Against the ClockWhat we learn, and lose, by tracking time.
Against the ClockWhat we learn, and lose, by tracking time.
There is no shortage of statistics detailing how much time the average human spends on a given activity. The most reliable tend to be established along national boundaries: Americans spend around two hours per week in a grocery store; Austrians 82 minutes per day visiting friends; and the Irish lead the world in time spent volunteering and caregiving, doing so for roughly 132 minutes each day.

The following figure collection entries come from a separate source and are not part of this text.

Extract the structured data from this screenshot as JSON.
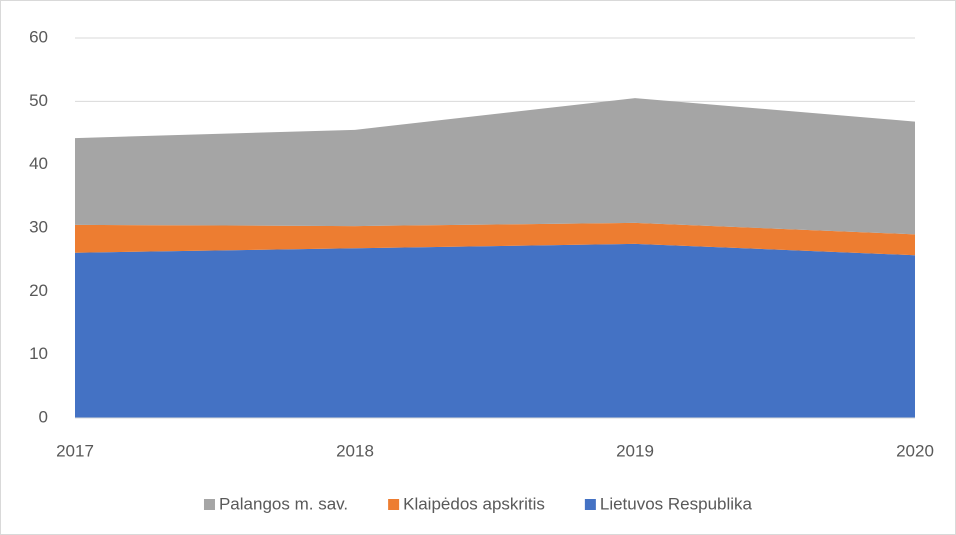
{
  "chart_data": {
    "type": "stacked_area",
    "categories": [
      "2017",
      "2018",
      "2019",
      "2020"
    ],
    "series": [
      {
        "name": "Lietuvos Respublika",
        "color": "#4472c4",
        "values": [
          26.1,
          26.8,
          27.5,
          25.7
        ]
      },
      {
        "name": "Klaipėdos apskritis",
        "color": "#ed7d31",
        "values": [
          4.4,
          3.5,
          3.3,
          3.3
        ]
      },
      {
        "name": "Palangos m. sav.",
        "color": "#a5a5a5",
        "values": [
          13.7,
          15.2,
          19.7,
          17.8
        ]
      }
    ],
    "ylim": [
      0,
      60
    ],
    "yticks": [
      0,
      10,
      20,
      30,
      40,
      50,
      60
    ],
    "grid": true,
    "legend": "bottom"
  }
}
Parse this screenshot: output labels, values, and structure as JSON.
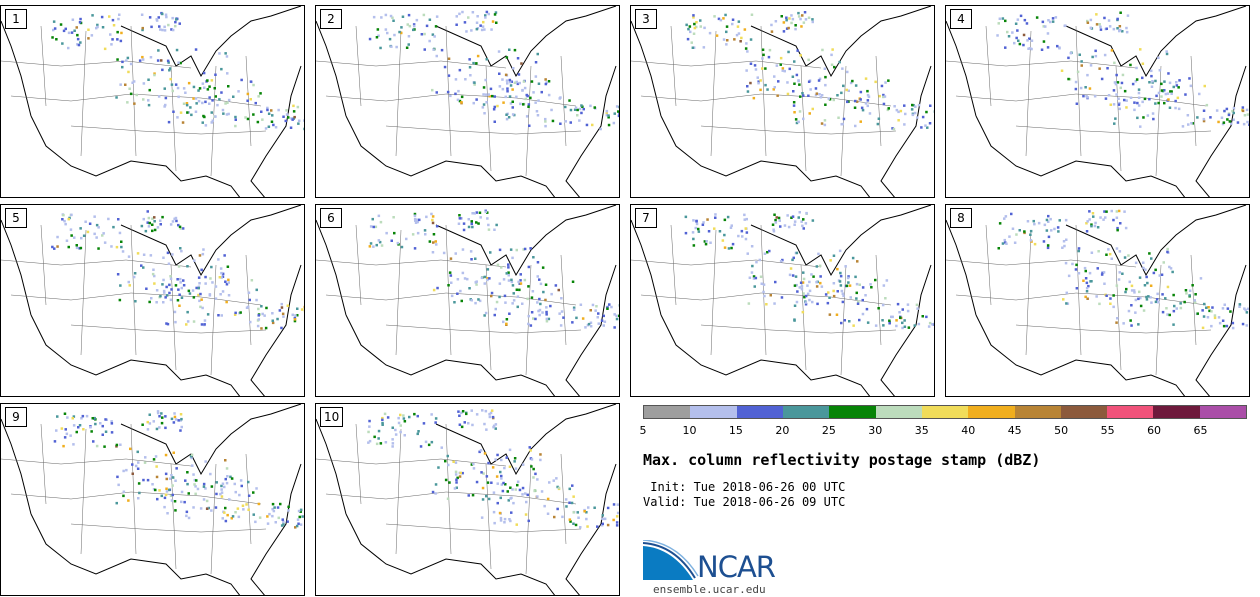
{
  "panels": [
    {
      "label": "1"
    },
    {
      "label": "2"
    },
    {
      "label": "3"
    },
    {
      "label": "4"
    },
    {
      "label": "5"
    },
    {
      "label": "6"
    },
    {
      "label": "7"
    },
    {
      "label": "8"
    },
    {
      "label": "9"
    },
    {
      "label": "10"
    }
  ],
  "colorbar": {
    "colors": [
      "#9e9e9e",
      "#b4bfec",
      "#5162d4",
      "#4a979b",
      "#078407",
      "#bcdcbc",
      "#f0dc5a",
      "#f0ae1e",
      "#b88435",
      "#8c5a3c",
      "#f0527a",
      "#6e1a3c",
      "#aa4ea8"
    ],
    "tick_labels": [
      "5",
      "10",
      "15",
      "20",
      "25",
      "30",
      "35",
      "40",
      "45",
      "50",
      "55",
      "60",
      "65"
    ]
  },
  "title": "Max. column reflectivity postage stamp (dBZ)",
  "init_text": " Init: Tue 2018-06-26 00 UTC",
  "valid_text": "Valid: Tue 2018-06-26 09 UTC",
  "logo_text": "NCAR",
  "url": "ensemble.ucar.edu"
}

It’s tempting to think that these statistics can give an image of the values and priorities of a given culture. Americans, for example, spend only 63 minutes per day eating and drinking, while the French spend more than twice that time at the table and consume far fewer calories. But other national truisms don’t really bear out: Yes, Americans lead the developed world in hours worked annually (1,757), but that is only about three more hours per week than the famously balanced Swedes.
Similar surveys—many of which are commissioned as a form of viral marketing—promise to reveal something essential about the way we spend our free time. The annual Nielsen Total Audience Report, with relentless punctuality, informs us that we spend far too much time in front of screens (the average has risen to 12 hours, 20 minutes per day in the US). Reebok tells us that we will spend around 117 days of our lives making love. Kodak, bending their brand identity to a curious place, found that British men spend roughly 45 minutes each day gazing at women. Even something as innocuous as saying goodbye to people at parties has been totaled up (two days a year).
It is hard to read some of these statistics without a sense of protest. Some seem to cement clichés, and all of them can reduce the ebb and flow of daily pleasure, pain and meaning to a simple number. Averaged statistics about sleep cannot tell us who is dreaming richly, just as “screen time” cannot account for the difference between playing Candy Crush or watching Citizen Kane.